Additionally, forests are facing another and even more dangerous threat: climate change. Even if tomorrow all governments were to agree that no more trees will be cut, forests might equally disappear or drastically change unless something is done to halt and reverse global warming. This issue is as well known as the above mentioned underlying and direct causes of deforestation. However, the relevant body created to address it (the Convention on Climate Change) has clearly shown the unwillingness of the major northern polluters (headed by the US) to commit themselves to real and substantive cuts in fossil fuel emissions. Even worse, the "solution" agreed upon is to plant millions of hectares of tree monocultures in the south to act as carbon garbage dumps (euphemistically called "carbon sinks") in the south, thus further contributing to biodiversity loss.

To make matters worse, the biotechnology industry has already entered the tree arena and is manipulating genes to make trees grow faster, to make them resistant to herbicides, to decrease the lignin content in wood in order to increase the pulp industry's profitability. Although clearly posing a major threat to forest biodiversity, biotechnology is still on the loose (see article in the "general" section of the bulletin).

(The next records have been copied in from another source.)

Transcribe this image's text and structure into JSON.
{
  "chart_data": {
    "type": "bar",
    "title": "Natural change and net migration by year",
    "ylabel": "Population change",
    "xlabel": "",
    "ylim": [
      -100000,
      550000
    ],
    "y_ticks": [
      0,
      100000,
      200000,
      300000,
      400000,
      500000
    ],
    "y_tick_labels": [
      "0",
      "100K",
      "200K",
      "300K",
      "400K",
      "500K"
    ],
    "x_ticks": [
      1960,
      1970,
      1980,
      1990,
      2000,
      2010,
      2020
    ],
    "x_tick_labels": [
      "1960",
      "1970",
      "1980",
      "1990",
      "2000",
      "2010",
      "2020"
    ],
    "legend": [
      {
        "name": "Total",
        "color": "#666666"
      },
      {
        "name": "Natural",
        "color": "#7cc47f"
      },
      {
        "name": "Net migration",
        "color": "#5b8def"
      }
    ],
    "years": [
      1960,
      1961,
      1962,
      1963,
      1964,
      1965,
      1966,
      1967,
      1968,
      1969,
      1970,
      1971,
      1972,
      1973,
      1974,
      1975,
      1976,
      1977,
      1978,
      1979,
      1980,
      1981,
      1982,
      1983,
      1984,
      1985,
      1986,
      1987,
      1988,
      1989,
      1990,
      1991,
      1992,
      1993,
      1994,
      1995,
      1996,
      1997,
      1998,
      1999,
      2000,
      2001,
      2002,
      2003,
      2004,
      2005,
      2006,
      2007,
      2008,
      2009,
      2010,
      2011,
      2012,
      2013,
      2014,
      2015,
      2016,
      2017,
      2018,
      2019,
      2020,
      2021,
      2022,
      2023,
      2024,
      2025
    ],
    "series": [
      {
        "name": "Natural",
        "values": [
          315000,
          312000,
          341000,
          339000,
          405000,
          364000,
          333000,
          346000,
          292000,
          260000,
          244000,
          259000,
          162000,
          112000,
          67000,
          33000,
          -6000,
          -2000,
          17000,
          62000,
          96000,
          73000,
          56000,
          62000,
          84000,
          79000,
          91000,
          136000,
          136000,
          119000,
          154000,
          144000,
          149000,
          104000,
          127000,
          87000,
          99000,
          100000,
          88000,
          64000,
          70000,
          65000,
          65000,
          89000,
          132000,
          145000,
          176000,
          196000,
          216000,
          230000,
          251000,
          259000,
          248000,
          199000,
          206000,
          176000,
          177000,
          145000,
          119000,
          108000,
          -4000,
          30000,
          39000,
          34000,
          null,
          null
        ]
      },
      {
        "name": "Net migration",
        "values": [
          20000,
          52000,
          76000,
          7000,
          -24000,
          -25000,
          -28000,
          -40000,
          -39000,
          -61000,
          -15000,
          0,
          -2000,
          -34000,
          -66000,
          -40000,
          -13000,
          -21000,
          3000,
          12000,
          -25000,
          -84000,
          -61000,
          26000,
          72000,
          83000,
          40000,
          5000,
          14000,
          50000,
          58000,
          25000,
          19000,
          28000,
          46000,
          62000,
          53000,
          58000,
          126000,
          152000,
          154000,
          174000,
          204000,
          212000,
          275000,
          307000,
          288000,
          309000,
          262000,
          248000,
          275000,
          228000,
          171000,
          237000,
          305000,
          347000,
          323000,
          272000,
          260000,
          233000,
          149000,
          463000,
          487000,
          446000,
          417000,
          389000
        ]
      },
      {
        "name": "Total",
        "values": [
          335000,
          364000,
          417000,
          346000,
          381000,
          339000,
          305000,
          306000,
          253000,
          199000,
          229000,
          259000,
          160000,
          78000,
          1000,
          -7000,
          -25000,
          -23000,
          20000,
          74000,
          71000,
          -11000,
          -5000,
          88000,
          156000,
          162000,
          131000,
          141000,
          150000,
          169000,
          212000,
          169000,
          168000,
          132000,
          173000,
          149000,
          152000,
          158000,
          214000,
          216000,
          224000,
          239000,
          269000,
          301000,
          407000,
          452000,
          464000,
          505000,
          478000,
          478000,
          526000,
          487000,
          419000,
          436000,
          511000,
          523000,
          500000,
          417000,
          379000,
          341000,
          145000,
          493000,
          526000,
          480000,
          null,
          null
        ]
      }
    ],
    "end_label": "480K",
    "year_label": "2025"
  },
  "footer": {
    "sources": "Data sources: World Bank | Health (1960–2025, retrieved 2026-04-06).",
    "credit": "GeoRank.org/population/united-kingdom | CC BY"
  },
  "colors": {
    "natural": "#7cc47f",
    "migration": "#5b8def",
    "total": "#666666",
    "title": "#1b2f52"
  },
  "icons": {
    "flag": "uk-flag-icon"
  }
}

Finally, it is also necessary to highlight the dismal failure of the United Nations Forum on Forests (see article in the "general" section of the bulletin) to ensure implementation of the proposals for action agreed upon by the Intergovernmental Panel and Forum on Forests (IPF and IFF) to address the forest crisis.

That is the broader scenario in which the CBD processes is taking place. Those --and not lack of knowledge-- are the difficulties. The challenge for the CBD is to show leadership in making governments --north and south-- corporations, international and multilateral bodies and processes and other relevant actors to reverse the current pattern of social and environmental destruction in the forests.

If government delegates at the CBD are willing to take on that challenge and to come up with a credible plan of action to protect forest biodiversity, they can certainly count on us, NGOs and indigenous peoples organizations, to provide our support to its implementation.